If the graceful exit were easy, it would have been executed more often by great athletes. But Muhammad Ali couldn't leave, and neither could Willie Mays. Think of the mystery that might surround Joe Namath if he hadn't limped through those final seasons. Imagine further that Ali, Mays and Namath had gone out in their prime. We wouldn't wince when thinking of the way they hobbled into history.

Jordan, Gretzky and Elway—they left right. They left pretty. Anybody who watched them in their last games (which in two of three cases were championships) saw them close enough to their peaks to fully appreciate them. To the end these guys displayed the same talent and force of personality that elevated their games from the get-go. Jordan's swagger, Gretzky's grace and Elway's determination weren't dulled by age or eroded by exposure.

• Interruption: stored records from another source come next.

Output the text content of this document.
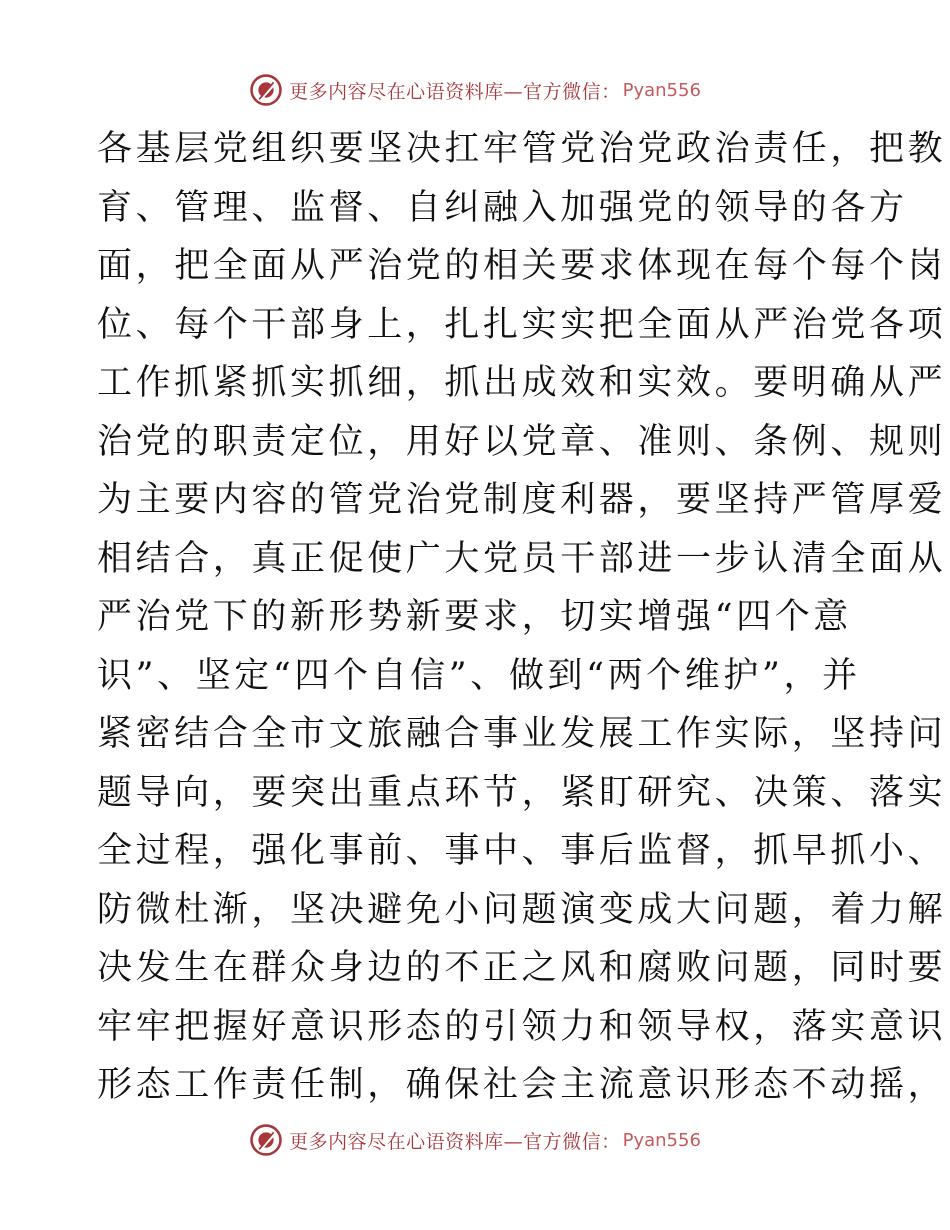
更多内容尽在心语资料库—官方微信： Pyan556
各基层党组织要坚决扛牢管党治党政治责任，把教
育、管理、监督、自纠融入加强党的领导的各方
面，把全面从严治党的相关要求体现在每个每个岗
位、每个干部身上，扎扎实实把全面从严治党各项
工作抓紧抓实抓细，抓出成效和实效。要明确从严
治党的职责定位，用好以党章、准则、条例、规则
为主要内容的管党治党制度利器，要坚持严管厚爱
相结合，真正促使广大党员干部进一步认清全面从
严治党下的新形势新要求，切实增强“四个意
识”、坚定“四个自信”、做到“两个维护”，并
紧密结合全市文旅融合事业发展工作实际，坚持问
题导向，要突出重点环节，紧盯研究、决策、落实
全过程，强化事前、事中、事后监督，抓早抓小、
防微杜渐，坚决避免小问题演变成大问题，着力解
决发生在群众身边的不正之风和腐败问题，同时要
牢牢把握好意识形态的引领力和领导权，落实意识
形态工作责任制，确保社会主流意识形态不动摇，
更多内容尽在心语资料库—官方微信： Pyan556
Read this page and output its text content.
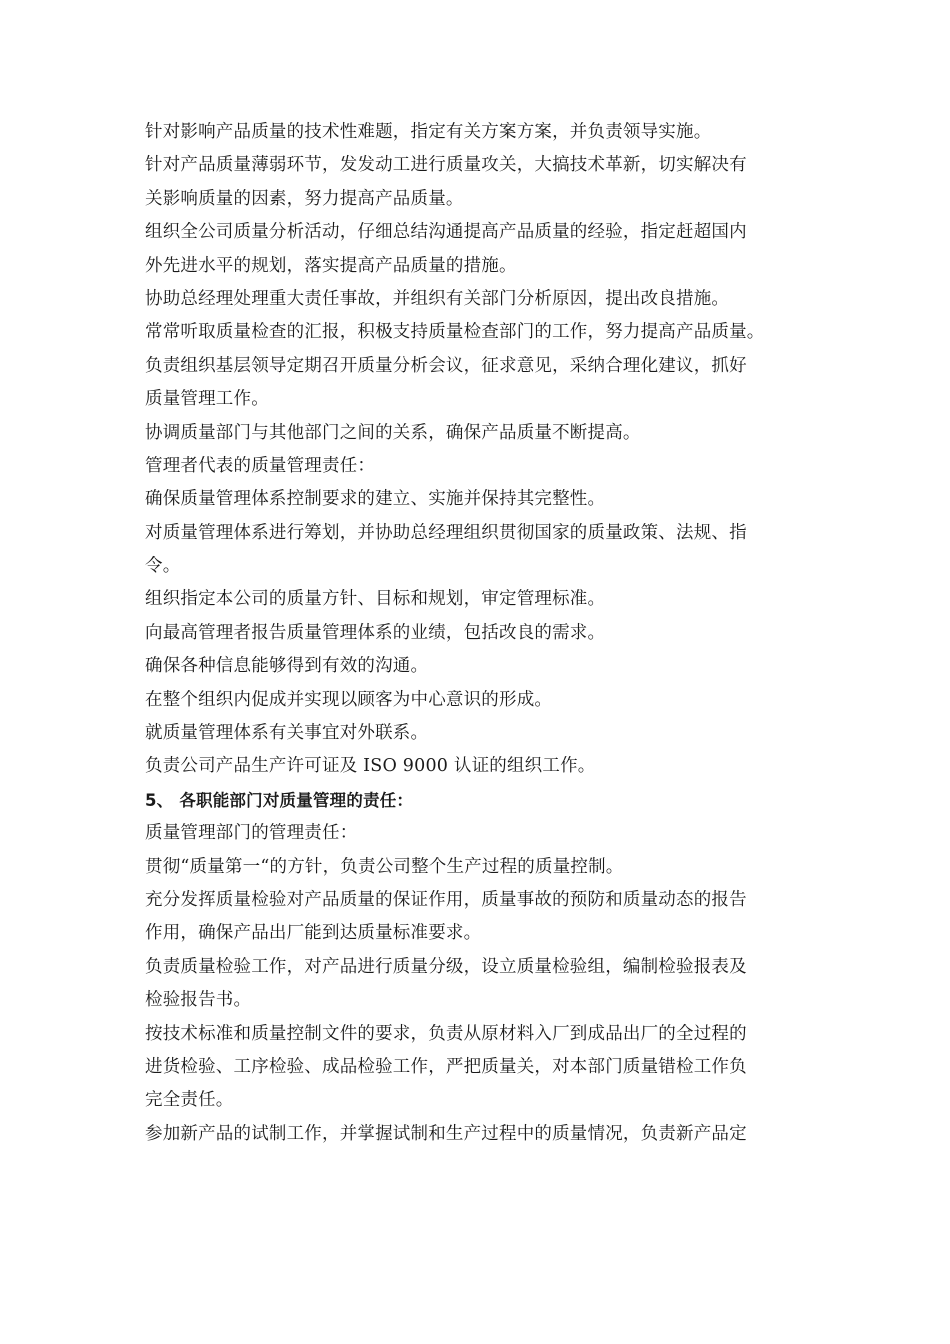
针对影响产品质量的技术性难题，指定有关方案方案，并负责领导实施。
针对产品质量薄弱环节，发发动工进行质量攻关，大搞技术革新，切实解决有
关影响质量的因素，努力提高产品质量。
组织全公司质量分析活动，仔细总结沟通提高产品质量的经验，指定赶超国内
外先进水平的规划，落实提高产品质量的措施。
协助总经理处理重大责任事故，并组织有关部门分析原因，提出改良措施。
常常听取质量检查的汇报，积极支持质量检查部门的工作，努力提高产品质量。
负责组织基层领导定期召开质量分析会议，征求意见，采纳合理化建议，抓好
质量管理工作。
协调质量部门与其他部门之间的关系，确保产品质量不断提高。
管理者代表的质量管理责任：
确保质量管理体系控制要求的建立、实施并保持其完整性。
对质量管理体系进行筹划，并协助总经理组织贯彻国家的质量政策、法规、指
令。
组织指定本公司的质量方针、目标和规划，审定管理标准。
向最高管理者报告质量管理体系的业绩，包括改良的需求。
确保各种信息能够得到有效的沟通。
在整个组织内促成并实现以顾客为中心意识的形成。
就质量管理体系有关事宜对外联系。
负责公司产品生产许可证及 ISO 9000 认证的组织工作。
5、 各职能部门对质量管理的责任：
质量管理部门的管理责任：
贯彻“质量第一“的方针，负责公司整个生产过程的质量控制。
充分发挥质量检验对产品质量的保证作用，质量事故的预防和质量动态的报告
作用，确保产品出厂能到达质量标准要求。
负责质量检验工作，对产品进行质量分级，设立质量检验组，编制检验报表及
检验报告书。
按技术标准和质量控制文件的要求，负责从原材料入厂到成品出厂的全过程的
进货检验、工序检验、成品检验工作，严把质量关，对本部门质量错检工作负
完全责任。
参加新产品的试制工作，并掌握试制和生产过程中的质量情况，负责新产品定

The athlete's final act is one by which we measure him forever. Did he quit too soon, choosing a storybook ending instead of a grittier, more sustained sort of achievement, or did he stay too long, trading tomorrow's lega-7 cy for today's cheers?

Or, far less likely, did he balance his own rightful selfishness—an essential characteristic of any high-octane athlete—with the needs of his game and produce, in his perfectly timed retirement, one final masterpiece?